Boston College football’s Week Four matchup with Missouri garnered national attention after Mizzou coach Eli Drinkwitz appeared to take a shot at the Eagles’ competition level during a press conference. In front of a nearly sold-out crowd in Chestnut Hill, BC took on its first SEC opponent at home since 1987, and it certainly lived up to the national expectations. A 56-yard Mizzou field goal sent the game to overtime, where BC receiver Zay Flowers gave BC the go-ahead score, and Brandon Sebastian sealed it with an interception in the end zone. After a back-and-forth battle for the ages, BC emerged with a 41–34 overtime win, marking its first 4–0 start since 2007. Here are five takeaways from BC’s biggest victory so far this season:
Flowers Proves He’s “Good At Overtime”
Almost exactly one year ago, Flowers danced around Pitt’s defense for the go-ahead touchdown that handed the Eagles an overtime victory over Pittsburgh.
“I’m pretty good at overtime,” Flowers said after that game.
Fast forward a year, and nothing seems to have changed. Now a junior, Flowers has plenty of experience under his belt, which puts him in the position to make clutch plays when BC coach Jeff Hafley and his team are under pressure. Starting from Mizzou’s 25-yard line in overtime, Flowers caught two passes: one, a four-yard grab to open the series, and another, a 10-yard touchdown to close it. Whether it’s a self-fulfilling prophecy, or whether Flowers is simply cool under the most high-pressure situation in college football, the third-year wideout seems to have found the secret ingredient to overtime victories.
The Garwo Show
Prior to the 2021 season, Pat Garwo III was a relative unknown. The redshirt sophomore had appeared in just 10 total games across his first two years at BC, totaling under 200 yards rushing in that span. In his first four games this season, Garwo has totaled 426 yards on the ground, good for an average of over 100 rush yards per game. After two touchdowns against Mizzou, his score total is up to four touchdowns. His first of the day came on BC’s third play of the game, as the third-year back dashed for 67 yards and a house call, breaking defenders nearly the entire way. He finished the game with a career-high 175 yards rushing, his second 100-yard game of the season. Although he contributed the majority of BC’s ground yardage, Garwo wasn’t alone in his contributions. The Eagles have seen a steady increase in run game success throughout the season, and Dennis Grosel, Alec Sinkfield, and Travis Levy combined for another 100 rush yards against Mizzou. The Tigers gave up more rush yards to Southeast Missouri State in a blowout win for Mizzou last week, but BC’s ground game, with Garwo at the helm, is very much still on the rise.

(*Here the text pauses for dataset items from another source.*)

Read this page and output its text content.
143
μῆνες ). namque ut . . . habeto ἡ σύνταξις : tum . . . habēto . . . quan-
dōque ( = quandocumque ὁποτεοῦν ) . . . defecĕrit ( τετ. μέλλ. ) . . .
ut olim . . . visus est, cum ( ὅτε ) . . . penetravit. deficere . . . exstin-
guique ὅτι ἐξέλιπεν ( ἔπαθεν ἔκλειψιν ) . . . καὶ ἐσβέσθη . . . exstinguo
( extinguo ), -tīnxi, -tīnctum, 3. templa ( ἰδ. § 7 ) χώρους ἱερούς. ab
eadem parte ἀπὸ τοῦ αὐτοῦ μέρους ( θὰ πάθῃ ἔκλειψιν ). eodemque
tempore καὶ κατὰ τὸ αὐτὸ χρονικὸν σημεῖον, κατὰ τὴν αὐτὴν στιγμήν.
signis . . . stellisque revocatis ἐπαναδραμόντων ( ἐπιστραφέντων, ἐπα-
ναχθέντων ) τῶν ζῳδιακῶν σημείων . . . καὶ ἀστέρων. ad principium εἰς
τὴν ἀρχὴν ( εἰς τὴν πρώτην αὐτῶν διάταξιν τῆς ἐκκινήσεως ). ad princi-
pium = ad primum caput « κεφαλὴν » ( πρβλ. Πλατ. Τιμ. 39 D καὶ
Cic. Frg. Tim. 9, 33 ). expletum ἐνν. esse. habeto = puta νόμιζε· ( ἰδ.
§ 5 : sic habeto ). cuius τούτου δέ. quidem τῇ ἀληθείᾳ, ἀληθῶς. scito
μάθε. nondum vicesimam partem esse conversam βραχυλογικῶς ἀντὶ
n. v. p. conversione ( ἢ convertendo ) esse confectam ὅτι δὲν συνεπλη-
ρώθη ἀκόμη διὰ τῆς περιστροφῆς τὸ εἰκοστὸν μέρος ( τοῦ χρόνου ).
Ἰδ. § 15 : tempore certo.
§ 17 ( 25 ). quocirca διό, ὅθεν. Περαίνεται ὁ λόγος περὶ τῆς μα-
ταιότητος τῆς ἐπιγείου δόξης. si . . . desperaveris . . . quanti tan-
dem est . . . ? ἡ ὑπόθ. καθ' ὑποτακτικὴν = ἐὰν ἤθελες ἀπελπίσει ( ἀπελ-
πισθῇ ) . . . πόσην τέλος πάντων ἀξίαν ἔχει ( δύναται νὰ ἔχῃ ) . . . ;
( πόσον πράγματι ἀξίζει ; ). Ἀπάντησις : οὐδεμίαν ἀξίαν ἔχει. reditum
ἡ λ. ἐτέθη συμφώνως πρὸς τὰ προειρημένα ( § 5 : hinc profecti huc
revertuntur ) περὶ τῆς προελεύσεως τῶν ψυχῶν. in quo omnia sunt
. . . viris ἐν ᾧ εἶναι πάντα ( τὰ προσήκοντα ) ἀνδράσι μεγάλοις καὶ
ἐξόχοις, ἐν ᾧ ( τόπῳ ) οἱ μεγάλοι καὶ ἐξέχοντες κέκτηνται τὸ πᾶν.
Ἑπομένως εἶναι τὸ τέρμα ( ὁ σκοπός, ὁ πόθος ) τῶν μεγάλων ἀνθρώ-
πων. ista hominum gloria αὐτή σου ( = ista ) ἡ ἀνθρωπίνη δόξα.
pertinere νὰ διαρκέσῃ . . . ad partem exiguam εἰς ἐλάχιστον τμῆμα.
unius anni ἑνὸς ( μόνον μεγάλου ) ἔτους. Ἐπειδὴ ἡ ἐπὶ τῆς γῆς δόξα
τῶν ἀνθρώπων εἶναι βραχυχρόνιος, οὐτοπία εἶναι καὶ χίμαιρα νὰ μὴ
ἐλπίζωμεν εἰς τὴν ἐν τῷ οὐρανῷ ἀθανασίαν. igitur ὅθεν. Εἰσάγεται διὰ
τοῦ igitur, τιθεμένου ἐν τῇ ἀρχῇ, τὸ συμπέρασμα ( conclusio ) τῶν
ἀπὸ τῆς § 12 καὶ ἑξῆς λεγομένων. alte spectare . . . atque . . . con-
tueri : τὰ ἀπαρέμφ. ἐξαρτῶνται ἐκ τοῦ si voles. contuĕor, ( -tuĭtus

An infamous 2015 loss to Wake Forest by a final score of 3–0 is an all-too-familiar sight for BC fans. Poor clock management by former head coach Steve Addazio was the Eagles’ downfall not just in that loss six years ago, but it became a pattern over Addazio’s tenure. That pattern, however, appears to be a thing of the past with Hafley and offensive coordinator Frank Cignetti Jr. running the show. The first quarter for BC consisted of short, efficient drives, including a two-minute, four-play, 98-yard scoring drive on the Eagles’ second possession of the game.
When the fourth quarter rolled around, though, and the minutes began to wane, Hafley and Cignetti really began to flex their clock-managing muscles. Down by four points with 6:18 left on the clock, the Eagles strung together a run-heavy drive that ate up all but 25 seconds of the game clock. Levy capped off the drive with a five-yard scamper into the endzone, and freshman Connor Lytton added the extra point to put BC up by three with almost no time left on the clock. With 25 seconds left, BC had done all it could to eat up the clock, leaving Mizzou with next to no time to level the score. A 56-yard field goal as time expired sent the game to overtime, but Harrison Mevis’ last-minute kick was a credit to Mizzou’s offense and not a knock on BC’s clock management.
Playing the Numbers Game
Hafley said in his weekly press conference this week that yardage doesn’t matter to him. What matters is who scores more points, and who comes out on top. The Eagles didn’t give up a touchdown of more than 10 yards all game long, but though BC came out on top against Mizzou, the Eagles’ defensive numbers are not to be glossed over. The Eagles gave up just 88 yards on the ground, but they conceded 303 yards through the air. Although BC outgained the Tigers by a total of 59 yards, the pass defense looked porous, a sign that does not bode well for the Eagles entering conference competition in a league full of pass-heavy teams. After a stifling defensive effort against Temple one week ago and a shutout against Colgate to open the season, BC has proven it can rely on its defense to control the pace and outcome of the game. But in that same defense’s biggest test of the year, it began to bend, giving way to the Eagles’ first overtime contest of the season.